# Ryanair Sale??



## Cyrstal (10 Jan 2012)

Hi All,

Just wondering do any of you know if there is usually a Ryanair sale on in Jan? Looking to go to somewhere sunny in August - but prices have went up on a few of the routes even since last week....Am raging now I didn't book to the South of Spain last week, as the same flights are 200 euro dearer now 

Thanks,
C


----------



## Wipetheslate (10 Jan 2012)

Always clear your history and cookies when you revisit Ryanairs website. Sometimes the lower fares magically reappear


----------



## Cyrstal (10 Jan 2012)

Thanks for that Wipetheslate - cleared cookies and the history, but alas still 200 euro dearer :-(  

Here's hoping for that sale!!!


----------



## IsleOfMan (10 Jan 2012)

Booking ahead for August with Ryanair is probably a bit soon.
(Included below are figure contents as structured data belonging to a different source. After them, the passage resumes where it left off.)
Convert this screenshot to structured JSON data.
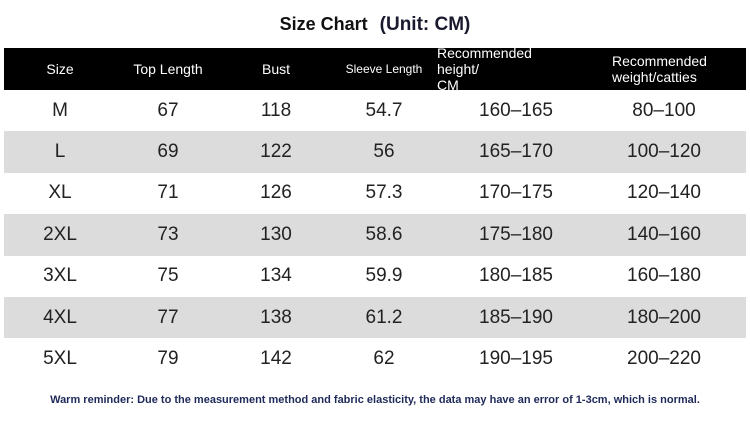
{
  "title": {
    "main": "Size Chart",
    "unit": "(Unit: CM)"
  },
  "table": {
    "header": [
      [
        "Size"
      ],
      [
        "Top Length"
      ],
      [
        "Bust"
      ],
      [
        "Sleeve Length"
      ],
      [
        "Recommended height/",
        "CM"
      ],
      [
        "Recommended",
        "weight/catties"
      ]
    ],
    "rows": [
      [
        "M",
        67,
        118,
        54.7,
        "160–165",
        "80–100"
      ],
      [
        "L",
        69,
        122,
        56,
        "165–170",
        "100–120"
      ],
      [
        "XL",
        71,
        126,
        57.3,
        "170–175",
        "120–140"
      ],
      [
        "2XL",
        73,
        130,
        58.6,
        "175–180",
        "140–160"
      ],
      [
        "3XL",
        75,
        134,
        59.9,
        "180–185",
        "160–180"
      ],
      [
        "4XL",
        77,
        138,
        61.2,
        "185–190",
        "180–200"
      ],
      [
        "5XL",
        79,
        142,
        62,
        "190–195",
        "200–220"
      ]
    ]
  },
  "footer": "Warm reminder: Due to the measurement method and fabric elasticity, the data may have an error of 1-3cm, which is normal."
}
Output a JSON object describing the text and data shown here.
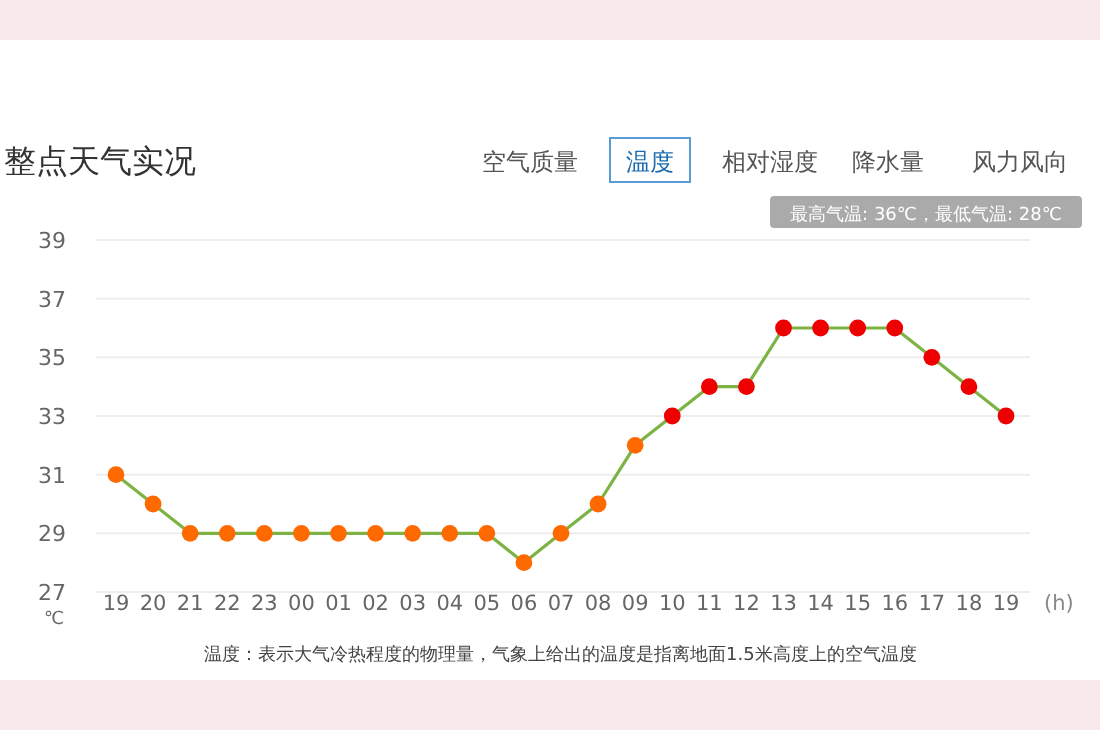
{
  "chart_data": {
    "type": "line",
    "title": "整点天气实况",
    "subtitle": "最高气温: 36℃，最低气温: 28℃",
    "annotations": [
      "空气质量",
      "温度",
      "相对湿度",
      "降水量",
      "风力风向",
      "温度：表示大气冷热程度的物理量，气象上给出的温度是指离地面1.5米高度上的空气温度"
    ],
    "xlabel": "(h)",
    "ylabel": "℃",
    "categories": [
      "19",
      "20",
      "21",
      "22",
      "23",
      "00",
      "01",
      "02",
      "03",
      "04",
      "05",
      "06",
      "07",
      "08",
      "09",
      "10",
      "11",
      "12",
      "13",
      "14",
      "15",
      "16",
      "17",
      "18",
      "19"
    ],
    "series": [
      {
        "color": "#7cb342",
        "values": [
          31,
          30,
          29,
          29,
          29,
          29,
          29,
          29,
          29,
          29,
          29,
          28,
          29,
          30,
          32,
          33,
          34,
          34,
          36,
          36,
          36,
          36,
          35,
          34,
          33
        ],
        "colors": [
          "#ff6a00",
          "#ff6a00",
          "#ff6a00",
          "#ff6a00",
          "#ff6a00",
          "#ff6a00",
          "#ff6a00",
          "#ff6a00",
          "#ff6a00",
          "#ff6a00",
          "#ff6a00",
          "#ff6a00",
          "#ff6a00",
          "#ff6a00",
          "#ff6a00",
          "#ee0000",
          "#ee0000",
          "#ee0000",
          "#ee0000",
          "#ee0000",
          "#ee0000",
          "#ee0000",
          "#ee0000",
          "#ee0000",
          "#ee0000"
        ]
      }
    ],
    "ylim": [
      27,
      39
    ],
    "yticks": [
      27,
      29,
      31,
      33,
      35,
      37,
      39
    ],
    "grid": "y",
    "marker": "circle",
    "line_style": "solid"
  }
}
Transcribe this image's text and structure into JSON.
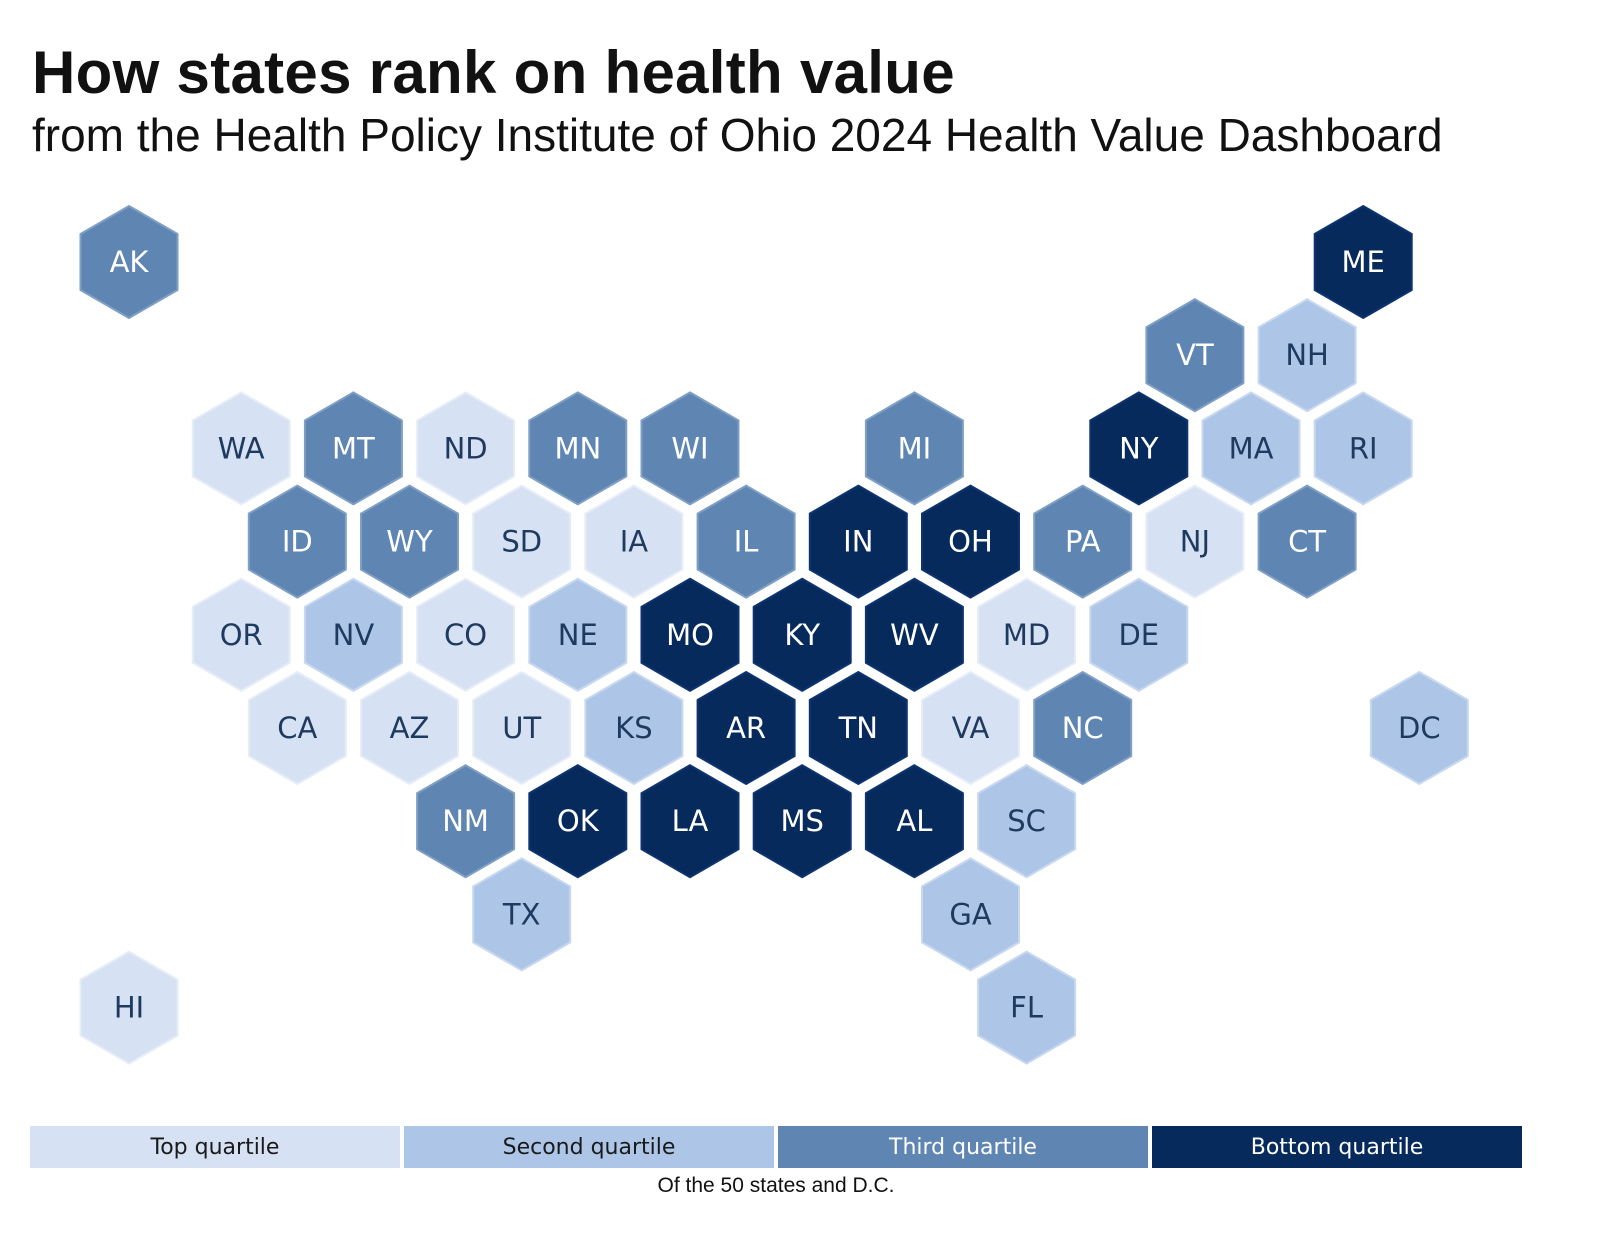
{
  "header": {
    "title": "How states rank on health value",
    "subtitle": "from the Health Policy Institute of Ohio 2024 Health Value Dashboard"
  },
  "legend": {
    "items": [
      {
        "label": "Top quartile",
        "color": "#d6e2f3",
        "text_color": "#1a1a1a"
      },
      {
        "label": "Second quartile",
        "color": "#adc6e8",
        "text_color": "#1a1a1a"
      },
      {
        "label": "Third quartile",
        "color": "#5f86b3",
        "text_color": "#ffffff"
      },
      {
        "label": "Bottom quartile",
        "color": "#062a5c",
        "text_color": "#ffffff"
      }
    ],
    "note": "Of the 50 states and D.C."
  },
  "chart_data": {
    "type": "hex-tile-map",
    "quartile_scale": [
      "Top quartile",
      "Second quartile",
      "Third quartile",
      "Bottom quartile"
    ],
    "states": [
      {
        "abbr": "AK",
        "row": 0,
        "col": 0,
        "quartile": 3
      },
      {
        "abbr": "ME",
        "row": 0,
        "col": 11,
        "quartile": 4
      },
      {
        "abbr": "VT",
        "row": 1,
        "col": 9.5,
        "quartile": 3
      },
      {
        "abbr": "NH",
        "row": 1,
        "col": 10.5,
        "quartile": 2
      },
      {
        "abbr": "WA",
        "row": 2,
        "col": 1,
        "quartile": 1
      },
      {
        "abbr": "MT",
        "row": 2,
        "col": 2,
        "quartile": 3
      },
      {
        "abbr": "ND",
        "row": 2,
        "col": 3,
        "quartile": 1
      },
      {
        "abbr": "MN",
        "row": 2,
        "col": 4,
        "quartile": 3
      },
      {
        "abbr": "WI",
        "row": 2,
        "col": 5,
        "quartile": 3
      },
      {
        "abbr": "MI",
        "row": 2,
        "col": 7,
        "quartile": 3
      },
      {
        "abbr": "NY",
        "row": 2,
        "col": 9,
        "quartile": 4
      },
      {
        "abbr": "MA",
        "row": 2,
        "col": 10,
        "quartile": 2
      },
      {
        "abbr": "RI",
        "row": 2,
        "col": 11,
        "quartile": 2
      },
      {
        "abbr": "ID",
        "row": 3,
        "col": 1.5,
        "quartile": 3
      },
      {
        "abbr": "WY",
        "row": 3,
        "col": 2.5,
        "quartile": 3
      },
      {
        "abbr": "SD",
        "row": 3,
        "col": 3.5,
        "quartile": 1
      },
      {
        "abbr": "IA",
        "row": 3,
        "col": 4.5,
        "quartile": 1
      },
      {
        "abbr": "IL",
        "row": 3,
        "col": 5.5,
        "quartile": 3
      },
      {
        "abbr": "IN",
        "row": 3,
        "col": 6.5,
        "quartile": 4
      },
      {
        "abbr": "OH",
        "row": 3,
        "col": 7.5,
        "quartile": 4
      },
      {
        "abbr": "PA",
        "row": 3,
        "col": 8.5,
        "quartile": 3
      },
      {
        "abbr": "NJ",
        "row": 3,
        "col": 9.5,
        "quartile": 1
      },
      {
        "abbr": "CT",
        "row": 3,
        "col": 10.5,
        "quartile": 3
      },
      {
        "abbr": "OR",
        "row": 4,
        "col": 1,
        "quartile": 1
      },
      {
        "abbr": "NV",
        "row": 4,
        "col": 2,
        "quartile": 2
      },
      {
        "abbr": "CO",
        "row": 4,
        "col": 3,
        "quartile": 1
      },
      {
        "abbr": "NE",
        "row": 4,
        "col": 4,
        "quartile": 2
      },
      {
        "abbr": "MO",
        "row": 4,
        "col": 5,
        "quartile": 4
      },
      {
        "abbr": "KY",
        "row": 4,
        "col": 6,
        "quartile": 4
      },
      {
        "abbr": "WV",
        "row": 4,
        "col": 7,
        "quartile": 4
      },
      {
        "abbr": "MD",
        "row": 4,
        "col": 8,
        "quartile": 1
      },
      {
        "abbr": "DE",
        "row": 4,
        "col": 9,
        "quartile": 2
      },
      {
        "abbr": "CA",
        "row": 5,
        "col": 1.5,
        "quartile": 1
      },
      {
        "abbr": "AZ",
        "row": 5,
        "col": 2.5,
        "quartile": 1
      },
      {
        "abbr": "UT",
        "row": 5,
        "col": 3.5,
        "quartile": 1
      },
      {
        "abbr": "KS",
        "row": 5,
        "col": 4.5,
        "quartile": 2
      },
      {
        "abbr": "AR",
        "row": 5,
        "col": 5.5,
        "quartile": 4
      },
      {
        "abbr": "TN",
        "row": 5,
        "col": 6.5,
        "quartile": 4
      },
      {
        "abbr": "VA",
        "row": 5,
        "col": 7.5,
        "quartile": 1
      },
      {
        "abbr": "NC",
        "row": 5,
        "col": 8.5,
        "quartile": 3
      },
      {
        "abbr": "DC",
        "row": 5,
        "col": 11.5,
        "quartile": 2
      },
      {
        "abbr": "NM",
        "row": 6,
        "col": 3,
        "quartile": 3
      },
      {
        "abbr": "OK",
        "row": 6,
        "col": 4,
        "quartile": 4
      },
      {
        "abbr": "LA",
        "row": 6,
        "col": 5,
        "quartile": 4
      },
      {
        "abbr": "MS",
        "row": 6,
        "col": 6,
        "quartile": 4
      },
      {
        "abbr": "AL",
        "row": 6,
        "col": 7,
        "quartile": 4
      },
      {
        "abbr": "SC",
        "row": 6,
        "col": 8,
        "quartile": 2
      },
      {
        "abbr": "TX",
        "row": 7,
        "col": 3.5,
        "quartile": 2
      },
      {
        "abbr": "GA",
        "row": 7,
        "col": 7.5,
        "quartile": 2
      },
      {
        "abbr": "HI",
        "row": 8,
        "col": 0,
        "quartile": 1
      },
      {
        "abbr": "FL",
        "row": 8,
        "col": 8,
        "quartile": 2
      }
    ]
  }
}
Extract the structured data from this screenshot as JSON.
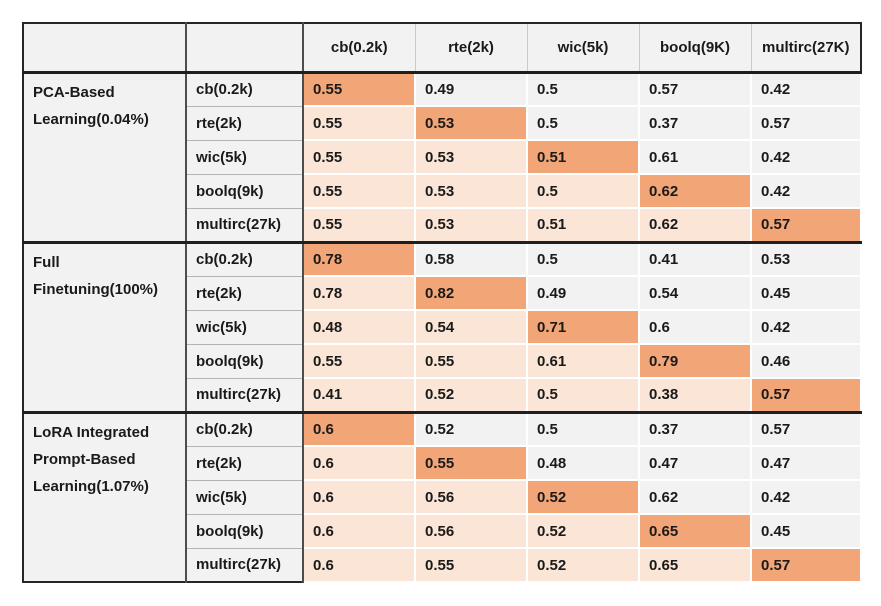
{
  "figure": {
    "description_colors": {
      "diagonal_highlight": "#F2A577",
      "below_diagonal": "#FBE5D6",
      "above_diagonal": "#F2F2F2",
      "header_background": "#F2F2F2",
      "thick_border": "#1F1F1F",
      "label_separator": "#4D4D4D",
      "text": "#1A1A1A"
    }
  },
  "chart_data": {
    "type": "table",
    "column_headers": [
      "cb(0.2k)",
      "rte(2k)",
      "wic(5k)",
      "boolq(9K)",
      "multirc(27K)"
    ],
    "highlight_rule": {
      "diagonal": "dark-orange #F2A577",
      "below_left_of_diagonal": "light-peach #FBE5D6",
      "above_right_of_diagonal": "plain-grey #F2F2F2"
    },
    "row_groups": [
      {
        "label": "PCA-Based Learning(0.04%)",
        "rows": [
          {
            "label": "cb(0.2k)",
            "values": [
              "0.55",
              "0.49",
              "0.5",
              "0.57",
              "0.42"
            ]
          },
          {
            "label": "rte(2k)",
            "values": [
              "0.55",
              "0.53",
              "0.5",
              "0.37",
              "0.57"
            ]
          },
          {
            "label": "wic(5k)",
            "values": [
              "0.55",
              "0.53",
              "0.51",
              "0.61",
              "0.42"
            ]
          },
          {
            "label": "boolq(9k)",
            "values": [
              "0.55",
              "0.53",
              "0.5",
              "0.62",
              "0.42"
            ]
          },
          {
            "label": "multirc(27k)",
            "values": [
              "0.55",
              "0.53",
              "0.51",
              "0.62",
              "0.57"
            ]
          }
        ]
      },
      {
        "label": "Full Finetuning(100%)",
        "rows": [
          {
            "label": "cb(0.2k)",
            "values": [
              "0.78",
              "0.58",
              "0.5",
              "0.41",
              "0.53"
            ]
          },
          {
            "label": "rte(2k)",
            "values": [
              "0.78",
              "0.82",
              "0.49",
              "0.54",
              "0.45"
            ]
          },
          {
            "label": "wic(5k)",
            "values": [
              "0.48",
              "0.54",
              "0.71",
              "0.6",
              "0.42"
            ]
          },
          {
            "label": "boolq(9k)",
            "values": [
              "0.55",
              "0.55",
              "0.61",
              "0.79",
              "0.46"
            ]
          },
          {
            "label": "multirc(27k)",
            "values": [
              "0.41",
              "0.52",
              "0.5",
              "0.38",
              "0.57"
            ]
          }
        ]
      },
      {
        "label": "LoRA Integrated Prompt-Based Learning(1.07%)",
        "rows": [
          {
            "label": "cb(0.2k)",
            "values": [
              "0.6",
              "0.52",
              "0.5",
              "0.37",
              "0.57"
            ]
          },
          {
            "label": "rte(2k)",
            "values": [
              "0.6",
              "0.55",
              "0.48",
              "0.47",
              "0.47"
            ]
          },
          {
            "label": "wic(5k)",
            "values": [
              "0.6",
              "0.56",
              "0.52",
              "0.62",
              "0.42"
            ]
          },
          {
            "label": "boolq(9k)",
            "values": [
              "0.6",
              "0.56",
              "0.52",
              "0.65",
              "0.45"
            ]
          },
          {
            "label": "multirc(27k)",
            "values": [
              "0.6",
              "0.55",
              "0.52",
              "0.65",
              "0.57"
            ]
          }
        ]
      }
    ]
  }
}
They are mostly concentrating up to the end of March at the moment with a few April dates beginning to fall back in price.  Seems to be the opposite with Aer Lingus.


----------



## IsleOfMan (17 Jan 2012)

http://www.ryanair.com/ie/news/ryan...-euro-ets-levy-to-cover-new-eu-eco-looney-tax

I have been tracking prices recently for some Ryanair flights. In the above they say that they are adding 25c per person to the cost of a flight. From looking at their website prices today it looks to me as if they have added more than 25c. Can anyone confirm this?


----------



## jjl245 (18 Jan 2012)

Ryanair's sales always seem pretty random to me...Just keep an eye on it...maybe set up some flight alerts


----------



## topaz2 (18 Jan 2012)

Yep, looks to me like the have addes 75c on each flight. Flights to REus from Dub were 31.99 last week, now they are 32.74. And the same on the return leg.


----------



## IsleOfMan (18 Jan 2012)

Just today I notice that they have separately added the 25cents. So they have increased their flights by 75c + 25c.


----------



## moonman (19 Jan 2012)

as far as i know they revise their prices every 3 months ,


----------



## moonman (19 Jan 2012)

crystal ive just looked up aer lingus from dublin to malaga it looks like a return price for any time during august is 190 plus the 6euro each way credit card charge, total 202 and they allocate you a seat number ,.


----------